En 1955 la marque le Chemineau propose à la vente des bicyclettes, des pédalos et des cyclomoteurs. Rien ne peut enrayer la chute et le 15 mars 1957 la création d’une société anonyme au capital de 500 000 francs ne change rien au déclin inéluctable de la marque. A 71 ans, Joanny Panel est désormais trop fatigué, il n’a plus le courage de se battre et le 29 janvier 1958 il jette définitivement l’éponge. Il cède la totalité de ses biens immobiliers, usines, bureaux, villa à la société Samet. Cette entreprise utilisera la raison commerciale « Le Chemineau Sa » pendant encore quelques années avant de disparaître, elle aussi emporté par les profondes mutations économiques qui marquent alors le paysage industriel français. Cyclotouriste, disciple de Vélocio au sein de l’Ecole Stéphanoise, Joanny Panel, est un personnage atypique dans le monde de la petite Reine. Il est probablement l’unique entrepreneur en activité à avoir pris à trois reprises le départ du Tour de France pour promouvoir son invention le dérailleur « le chemineau ». Par cet acte fort il peut être considéré comme l’un des artisans de la profonde mutation technique engendrée par le dérailleur. Pour Joanny Panel il n’y eut jamais d’un coté le cyclotourisme et de l’autre le cyclisme de compétition.
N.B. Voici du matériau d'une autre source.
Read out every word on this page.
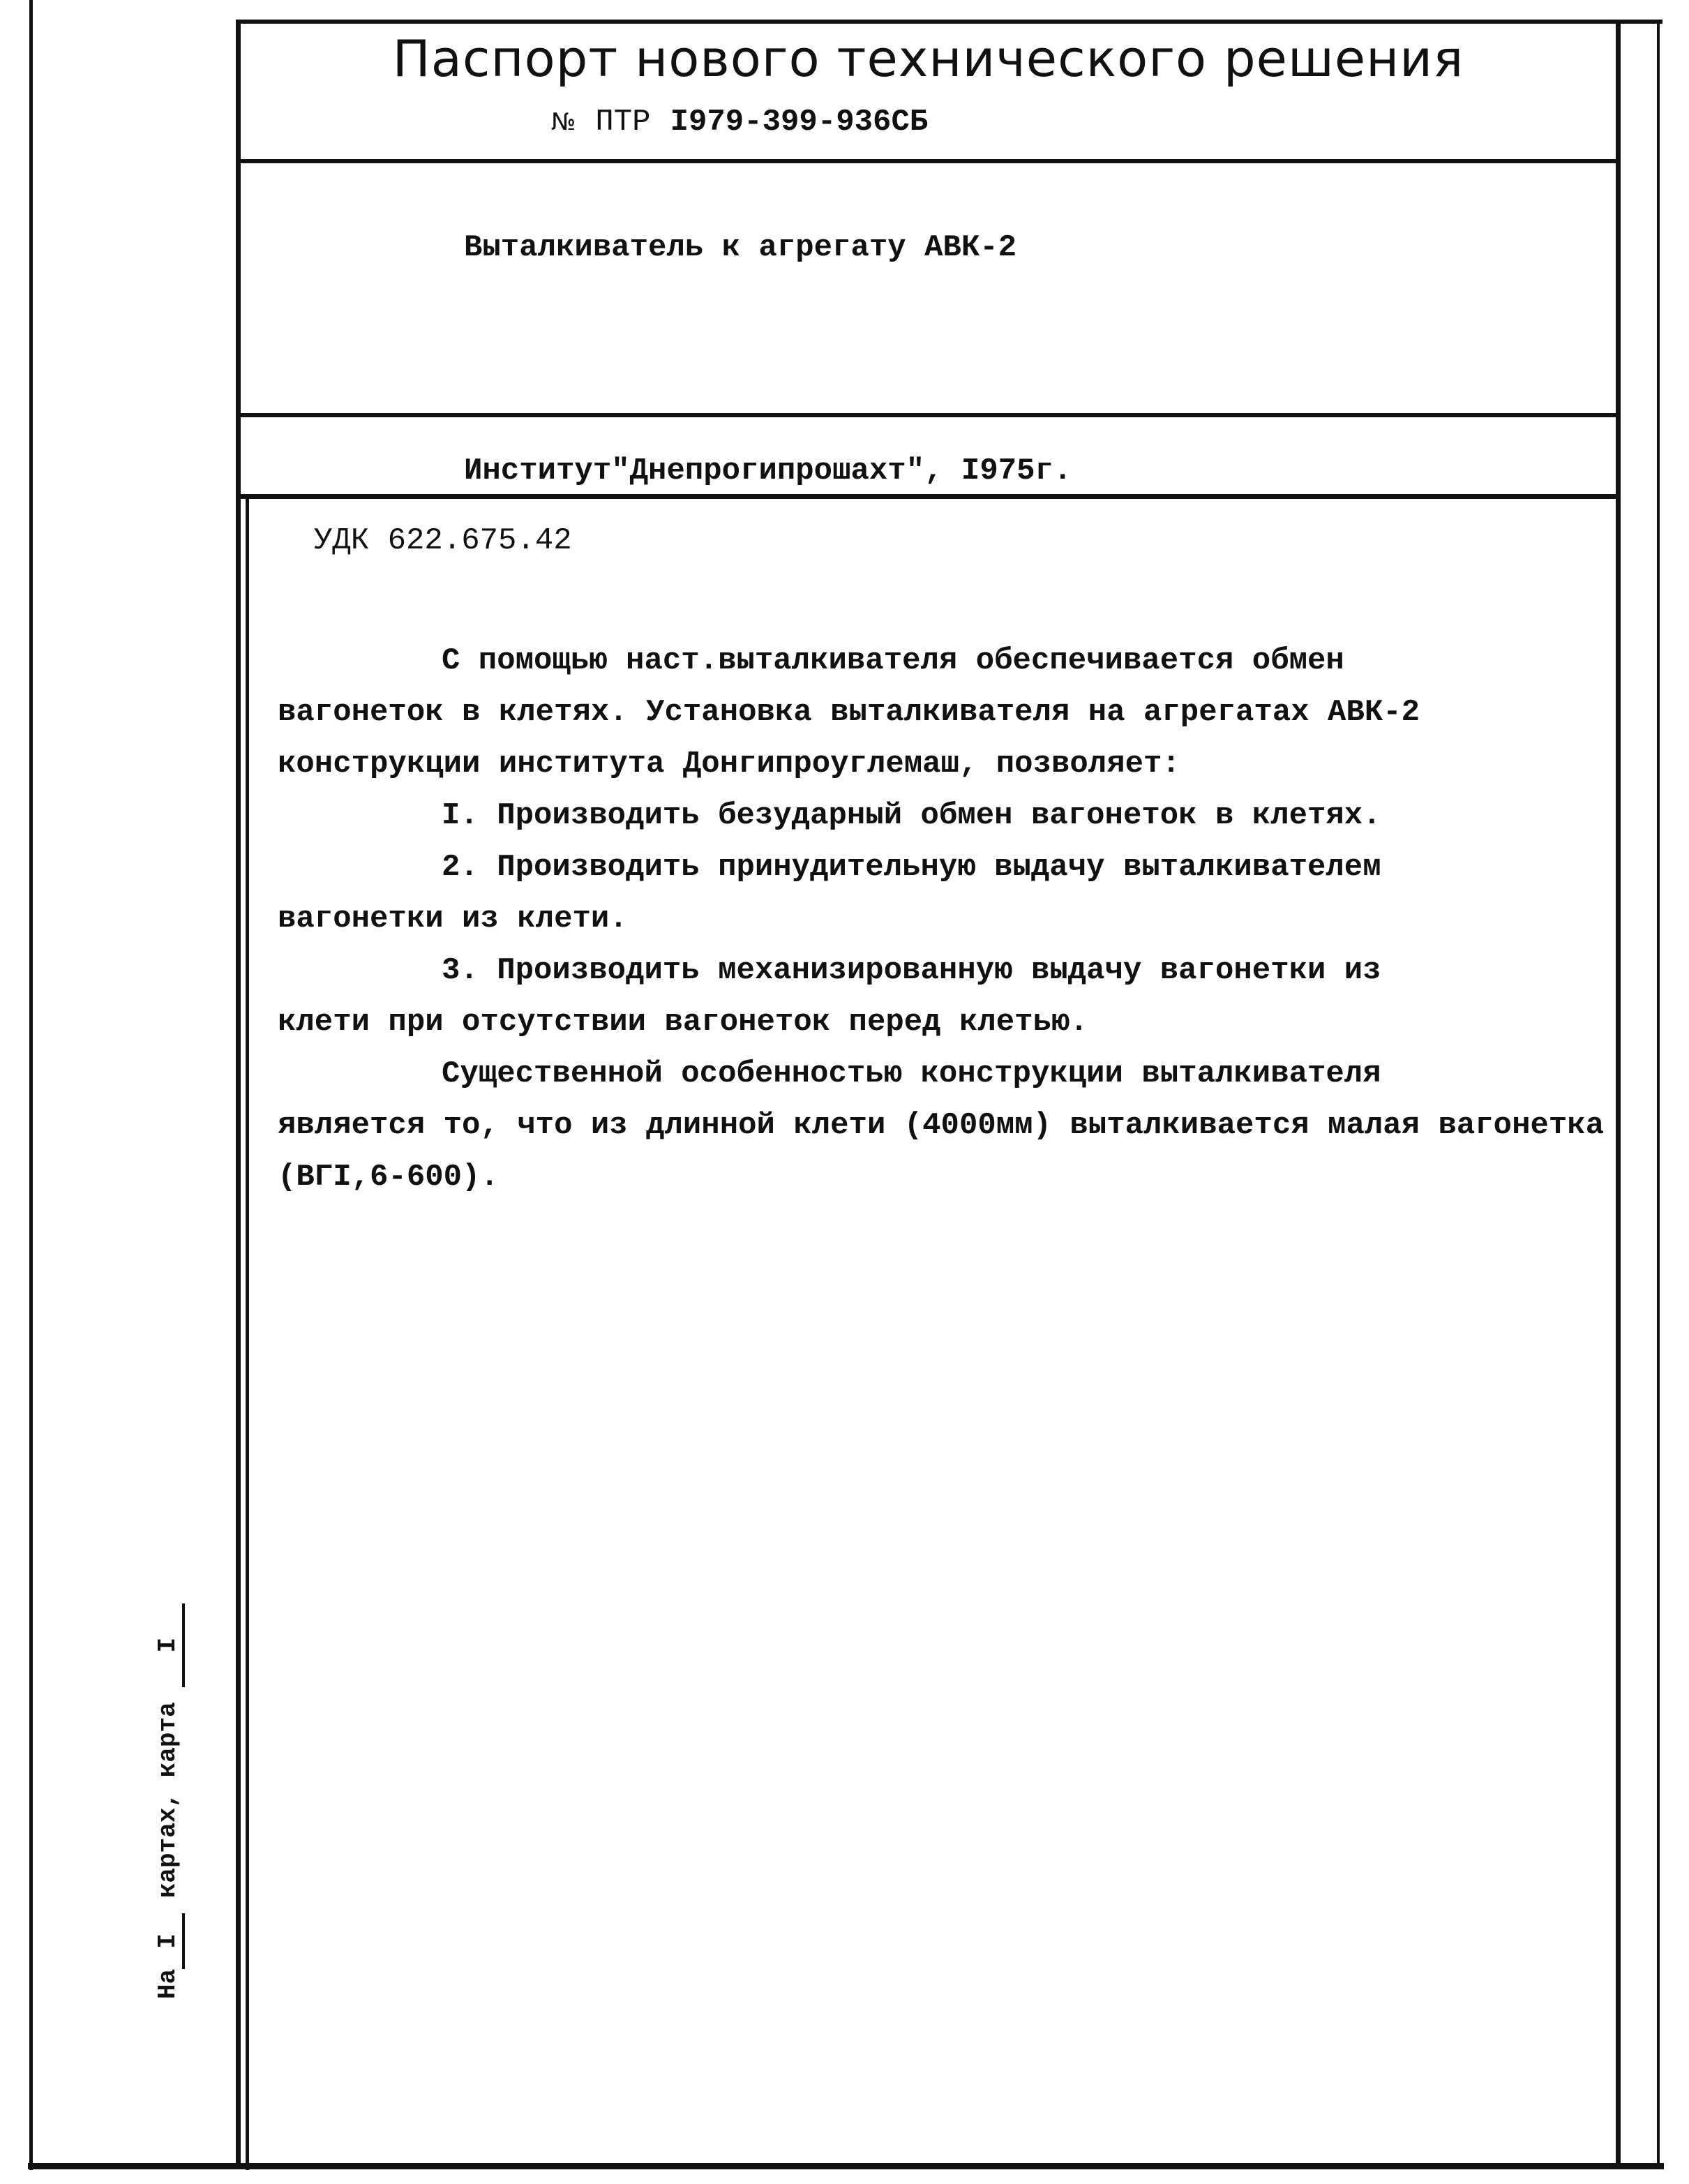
Паспорт нового технического решения
№ ПТР I979-399-936СБ
Выталкиватель к агрегату АВК-2
Институт"Днепрогипрошахт", I975г.
УДК 622.675.42

С помощью наст.выталкивателя обеспечивается обмен

вагонеток в клетях. Установка выталкивателя на агрегатах АВК-2 конструкции института Донгипроуглемаш, позволяет:

I. Производить безударный обмен вагонеток в клетях.

2. Производить принудительную выдачу выталкивателем

вагонетки из клети.

3. Производить механизированную выдачу вагонетки из

клети при отсутствии вагонеток перед клетью.

Существенной особенностью конструкции выталкивателя

является то, что из длинной клети (4000мм) выталкивается малая вагонетка (ВГI,6-600).

НаI картах, карта I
Bien au contraire, en homme de communication, qu’il était, il a toujours pensé qu’un support publicitaire comme le Tour pouvait permettre aux entreprises du cycle d’investir dans la recherche technologique et que cela bénéficierait à tous les amoureux de la petite reine qu’ils s’agissent de professionnels ou du promeneur du dimanche…

Joanny Panel est décédé le 11 janvier 1970 à Touffailles, dans le Tarn et Garonne

Sauf mention particulière les photos présentées ici ont été réalisées par le petit braquet.